My second article in the Living With Purpose series highlights the importance of simplicity in the journey to focus on the three Ps: passion, purpose, and perseverance. These are the three vital ingredients for endurance running. And actually, they’re essential ingredients for everything in life. Anything we choose to take on, be it a project, a new work venture, a journey – anything we set out to achieve – should receive our full focus, all our energy, and a whole heap of determination. If not, it’s simply not worth doing at all. It makes me think of the age-old adage – if something is worth doing, it’s worth doing well.

My passion is ultra-distance running, something that by its very nature requires focus and dedication. In these sessions, I’ll be using the analogy of running as a metaphor for life. For me, running epitomises the three Ps – passion, purpose and perseverance.

Endurance running is not about speed as much as it is about going the distance. The same applies to life. Isn’t it so that life is not so much about the destination but the journey to get there.

Ultra means far, and far can be anything from 30 miles to, well, several days with minimal sleep. Sometimes competition amongst participants in a race is tight, and careful self-management is crucial. Other times the race is more about pushing through arduous conditions, like weather or particularly tough terrain.

Whatever the distance, however the conditions, the race will be long, and in the end it’s only with yourself. The same applies to life. Really, we’re only answerable to ourselves, not to anyone else. Not to our parents, our bosses, our mentors, our sponsors, our partners, our friends. Ultimately, if we fall, it’s only us we fail, no one else.
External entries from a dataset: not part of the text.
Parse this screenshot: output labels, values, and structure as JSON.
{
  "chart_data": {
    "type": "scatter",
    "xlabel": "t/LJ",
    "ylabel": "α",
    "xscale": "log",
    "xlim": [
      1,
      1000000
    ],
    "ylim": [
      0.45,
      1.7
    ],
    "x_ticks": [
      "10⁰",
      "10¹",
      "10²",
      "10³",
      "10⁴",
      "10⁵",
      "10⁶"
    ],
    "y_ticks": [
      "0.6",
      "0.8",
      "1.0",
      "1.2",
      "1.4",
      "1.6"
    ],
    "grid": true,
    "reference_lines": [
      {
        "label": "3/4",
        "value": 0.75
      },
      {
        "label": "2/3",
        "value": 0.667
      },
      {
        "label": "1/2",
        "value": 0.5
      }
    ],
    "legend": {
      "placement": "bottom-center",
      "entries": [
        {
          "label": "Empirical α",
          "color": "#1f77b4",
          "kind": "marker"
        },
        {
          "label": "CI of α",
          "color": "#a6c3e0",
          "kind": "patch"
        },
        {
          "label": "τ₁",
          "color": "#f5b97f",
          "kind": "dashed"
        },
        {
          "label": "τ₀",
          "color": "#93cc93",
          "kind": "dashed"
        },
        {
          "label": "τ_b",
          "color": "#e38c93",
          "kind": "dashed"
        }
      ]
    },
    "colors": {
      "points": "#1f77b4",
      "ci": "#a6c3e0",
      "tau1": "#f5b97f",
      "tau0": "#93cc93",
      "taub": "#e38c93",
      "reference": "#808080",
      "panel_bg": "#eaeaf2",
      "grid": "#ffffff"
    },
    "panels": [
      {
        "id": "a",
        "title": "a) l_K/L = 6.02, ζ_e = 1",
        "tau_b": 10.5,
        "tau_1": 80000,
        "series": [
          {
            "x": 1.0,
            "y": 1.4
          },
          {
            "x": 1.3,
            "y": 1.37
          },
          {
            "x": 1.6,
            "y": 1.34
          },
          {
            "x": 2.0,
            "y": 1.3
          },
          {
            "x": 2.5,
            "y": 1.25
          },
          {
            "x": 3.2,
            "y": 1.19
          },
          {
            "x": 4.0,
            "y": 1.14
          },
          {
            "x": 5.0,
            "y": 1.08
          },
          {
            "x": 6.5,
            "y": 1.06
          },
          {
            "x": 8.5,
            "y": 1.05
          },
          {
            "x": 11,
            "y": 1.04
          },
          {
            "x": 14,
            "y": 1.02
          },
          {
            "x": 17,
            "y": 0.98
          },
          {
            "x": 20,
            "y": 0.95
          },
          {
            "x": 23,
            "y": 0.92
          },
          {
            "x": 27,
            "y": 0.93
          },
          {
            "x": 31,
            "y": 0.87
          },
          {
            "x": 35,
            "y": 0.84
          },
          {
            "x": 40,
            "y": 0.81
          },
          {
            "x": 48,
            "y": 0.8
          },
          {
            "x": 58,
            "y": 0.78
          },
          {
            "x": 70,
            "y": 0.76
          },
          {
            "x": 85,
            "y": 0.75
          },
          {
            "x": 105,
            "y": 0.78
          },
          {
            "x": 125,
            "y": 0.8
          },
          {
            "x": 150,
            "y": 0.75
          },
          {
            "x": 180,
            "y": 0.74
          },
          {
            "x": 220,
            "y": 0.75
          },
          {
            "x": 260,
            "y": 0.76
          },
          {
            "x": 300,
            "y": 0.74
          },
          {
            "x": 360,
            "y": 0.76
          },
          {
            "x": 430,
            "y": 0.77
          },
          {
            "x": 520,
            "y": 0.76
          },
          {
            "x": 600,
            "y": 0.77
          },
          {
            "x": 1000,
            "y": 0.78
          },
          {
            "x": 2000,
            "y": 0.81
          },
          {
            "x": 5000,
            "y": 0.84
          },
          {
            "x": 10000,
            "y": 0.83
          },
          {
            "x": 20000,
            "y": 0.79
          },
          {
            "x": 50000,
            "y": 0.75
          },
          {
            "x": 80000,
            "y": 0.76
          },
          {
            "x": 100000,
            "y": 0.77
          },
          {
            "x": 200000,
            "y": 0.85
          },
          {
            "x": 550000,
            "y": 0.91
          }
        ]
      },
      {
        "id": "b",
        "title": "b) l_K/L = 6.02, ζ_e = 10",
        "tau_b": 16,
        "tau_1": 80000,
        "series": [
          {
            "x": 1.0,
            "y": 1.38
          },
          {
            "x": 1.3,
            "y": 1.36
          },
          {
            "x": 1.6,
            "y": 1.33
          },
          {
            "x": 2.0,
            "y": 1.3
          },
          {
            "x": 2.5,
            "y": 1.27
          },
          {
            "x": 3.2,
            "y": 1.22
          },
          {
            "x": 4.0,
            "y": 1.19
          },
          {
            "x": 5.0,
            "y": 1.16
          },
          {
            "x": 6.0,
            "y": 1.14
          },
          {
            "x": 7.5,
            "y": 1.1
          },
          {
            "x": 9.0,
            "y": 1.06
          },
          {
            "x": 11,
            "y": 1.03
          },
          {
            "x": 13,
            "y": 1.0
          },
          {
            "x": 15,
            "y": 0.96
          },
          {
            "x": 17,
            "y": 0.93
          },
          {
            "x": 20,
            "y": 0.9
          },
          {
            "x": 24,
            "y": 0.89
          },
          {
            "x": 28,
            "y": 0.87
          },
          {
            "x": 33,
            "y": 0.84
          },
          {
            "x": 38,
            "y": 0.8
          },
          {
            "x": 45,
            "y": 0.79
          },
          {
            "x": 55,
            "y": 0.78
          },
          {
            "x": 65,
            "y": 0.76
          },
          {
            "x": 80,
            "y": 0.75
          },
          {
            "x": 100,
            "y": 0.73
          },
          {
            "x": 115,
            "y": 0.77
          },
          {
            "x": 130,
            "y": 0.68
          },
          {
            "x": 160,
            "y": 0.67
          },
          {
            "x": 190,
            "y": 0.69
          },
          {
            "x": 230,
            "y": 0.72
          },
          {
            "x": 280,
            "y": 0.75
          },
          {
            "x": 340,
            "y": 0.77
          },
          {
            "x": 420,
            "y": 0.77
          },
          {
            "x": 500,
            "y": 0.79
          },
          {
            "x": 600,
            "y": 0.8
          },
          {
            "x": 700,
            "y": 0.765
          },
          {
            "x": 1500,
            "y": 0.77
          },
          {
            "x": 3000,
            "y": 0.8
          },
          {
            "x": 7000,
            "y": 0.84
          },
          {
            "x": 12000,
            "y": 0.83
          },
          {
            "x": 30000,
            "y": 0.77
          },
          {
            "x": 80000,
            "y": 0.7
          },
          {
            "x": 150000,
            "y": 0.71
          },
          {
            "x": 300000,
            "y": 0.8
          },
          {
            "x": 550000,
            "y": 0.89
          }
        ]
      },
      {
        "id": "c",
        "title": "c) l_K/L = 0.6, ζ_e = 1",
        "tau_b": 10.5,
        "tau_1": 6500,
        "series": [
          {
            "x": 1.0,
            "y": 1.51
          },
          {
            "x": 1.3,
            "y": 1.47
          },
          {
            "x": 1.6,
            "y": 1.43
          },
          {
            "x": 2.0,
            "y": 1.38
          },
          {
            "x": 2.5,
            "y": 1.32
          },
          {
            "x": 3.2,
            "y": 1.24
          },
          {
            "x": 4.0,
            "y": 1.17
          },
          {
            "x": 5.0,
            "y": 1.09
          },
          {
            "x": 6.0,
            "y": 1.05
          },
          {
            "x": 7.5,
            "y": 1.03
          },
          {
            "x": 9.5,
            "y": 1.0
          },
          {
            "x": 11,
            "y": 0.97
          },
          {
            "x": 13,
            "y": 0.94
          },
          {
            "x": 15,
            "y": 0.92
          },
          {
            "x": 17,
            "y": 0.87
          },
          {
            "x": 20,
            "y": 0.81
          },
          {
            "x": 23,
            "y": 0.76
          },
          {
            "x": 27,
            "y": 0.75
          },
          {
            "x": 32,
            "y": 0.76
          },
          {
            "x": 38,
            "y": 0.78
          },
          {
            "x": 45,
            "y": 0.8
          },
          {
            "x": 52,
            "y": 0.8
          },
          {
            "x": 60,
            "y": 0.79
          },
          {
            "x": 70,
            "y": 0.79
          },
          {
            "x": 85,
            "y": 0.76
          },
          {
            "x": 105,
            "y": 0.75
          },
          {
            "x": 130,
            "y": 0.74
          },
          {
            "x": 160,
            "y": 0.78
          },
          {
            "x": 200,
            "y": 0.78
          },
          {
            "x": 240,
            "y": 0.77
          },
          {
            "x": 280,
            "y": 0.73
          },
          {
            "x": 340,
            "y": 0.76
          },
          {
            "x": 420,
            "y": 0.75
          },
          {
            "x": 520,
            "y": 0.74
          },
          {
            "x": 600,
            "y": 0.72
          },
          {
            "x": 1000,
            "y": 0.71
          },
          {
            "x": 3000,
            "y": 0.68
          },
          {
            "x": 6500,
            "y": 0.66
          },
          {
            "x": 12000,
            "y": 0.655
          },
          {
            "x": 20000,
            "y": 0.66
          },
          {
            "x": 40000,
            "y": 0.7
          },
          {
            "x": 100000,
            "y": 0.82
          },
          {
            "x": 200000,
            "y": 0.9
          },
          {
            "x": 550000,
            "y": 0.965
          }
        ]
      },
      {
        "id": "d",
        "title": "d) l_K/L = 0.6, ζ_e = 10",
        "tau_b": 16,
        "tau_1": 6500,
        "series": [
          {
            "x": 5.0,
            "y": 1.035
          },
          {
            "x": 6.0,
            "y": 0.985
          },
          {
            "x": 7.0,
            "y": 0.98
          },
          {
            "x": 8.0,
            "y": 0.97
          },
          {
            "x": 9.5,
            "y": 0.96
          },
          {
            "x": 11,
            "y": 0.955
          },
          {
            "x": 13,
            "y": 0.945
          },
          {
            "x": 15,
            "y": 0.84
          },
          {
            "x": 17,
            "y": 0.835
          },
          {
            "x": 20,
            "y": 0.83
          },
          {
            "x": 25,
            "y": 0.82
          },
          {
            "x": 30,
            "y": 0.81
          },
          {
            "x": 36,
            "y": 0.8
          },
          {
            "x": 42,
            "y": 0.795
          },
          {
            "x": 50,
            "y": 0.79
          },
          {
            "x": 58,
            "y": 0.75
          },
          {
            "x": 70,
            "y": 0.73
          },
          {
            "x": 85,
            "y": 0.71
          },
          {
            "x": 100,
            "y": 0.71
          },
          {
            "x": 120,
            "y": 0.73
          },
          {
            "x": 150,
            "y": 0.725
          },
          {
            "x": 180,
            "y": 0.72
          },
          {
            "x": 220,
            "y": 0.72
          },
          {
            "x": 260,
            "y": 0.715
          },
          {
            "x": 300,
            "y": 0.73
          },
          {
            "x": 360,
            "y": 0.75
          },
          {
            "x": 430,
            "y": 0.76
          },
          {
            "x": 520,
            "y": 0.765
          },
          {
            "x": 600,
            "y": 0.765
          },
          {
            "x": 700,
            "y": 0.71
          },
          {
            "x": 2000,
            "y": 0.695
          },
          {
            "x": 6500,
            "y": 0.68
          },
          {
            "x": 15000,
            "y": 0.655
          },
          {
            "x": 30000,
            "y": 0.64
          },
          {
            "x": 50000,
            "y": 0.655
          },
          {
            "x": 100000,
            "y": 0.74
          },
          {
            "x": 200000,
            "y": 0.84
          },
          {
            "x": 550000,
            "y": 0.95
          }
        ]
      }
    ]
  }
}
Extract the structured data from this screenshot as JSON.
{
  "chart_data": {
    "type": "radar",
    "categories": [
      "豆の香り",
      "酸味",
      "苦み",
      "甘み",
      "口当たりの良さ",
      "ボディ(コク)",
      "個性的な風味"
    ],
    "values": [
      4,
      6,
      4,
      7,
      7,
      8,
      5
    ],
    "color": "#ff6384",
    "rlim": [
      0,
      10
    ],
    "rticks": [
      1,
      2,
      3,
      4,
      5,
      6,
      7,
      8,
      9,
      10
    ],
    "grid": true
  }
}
It was the French teacher and historian Pierre de Coubertin, founder of the International Olympic Committee, who said the most important thing in life is not the triumph but the struggle. That the essential thing is not to have conquered but to have fought well.

Starting running can be daunting. Knowing that the activity can be tough and asks a lot of us, can be intimidating. Often, beginners might be inspired after watching a great race on TV, or find the idea of physical challenge appealing, but not know how or where to start. Concerns about how to breathe whilst running, how to fuel and hydrate properly, and what kit to wear are all common questions, and can clutter and complicate the sheer simplicity of running.

A good way to start is by not overthinking things – rather leap straight in. Keep it simple – get advice on a decent pair of running shoes and just get running! Don’t stress about your pace, and don’t worry if you feel the need to walk often to catch your breath. Don’t get bogged down in the detail – you’ve started, and that’s a great achievement. Keep it up, and soon you’ll find you’re needing to walk less often during a run, and will be able to keep a steady pace.

I really believe this applies to everything in life – it’s so easy to clutter the path ahead, so that we end up floundering before we’ve even taken our first step. Keep things simple: don’t leap in blind, sure, but find a balance where we’re equipped enough to start, but not bogged down in too much unnecessary detail. That way we keep the path ahead clear for us to learn – learn as we go along, and learn from others who’re further along the path.

The smoothest paths, the most awe-inspiring views, the most beautiful songs, poems and works of art are often the simplest. By keeping things as simple as possible, we allow ourselves to see more clearly. The essence of the three Ps – passion, purpose and perseverance – is driven by simplicity. Too often we find ourselves bogged down by thoughts of having to take on something we perceive to be big, and the very notion of starting seems to overwhelm us. That’s when we need to take a step back, breathe a deep breath, and simplify the task down to the basics. Cut the complexity and see the simplicity. Suddenly the path ahead will look clearer, more do-able. With clarity comes new beginnings.

Over the next few days, have a look at your daily routine, and identify the clutter. See how much space and time it consumes, and think about how freed up you’d be for new beginnings if you simplified that clutter. When beginning something new the temptation is to overthink things and to get bogged down in detail. Work rather at keeping things simple, and you’ll not only see your path more clearly but your pace so much easier to maintain.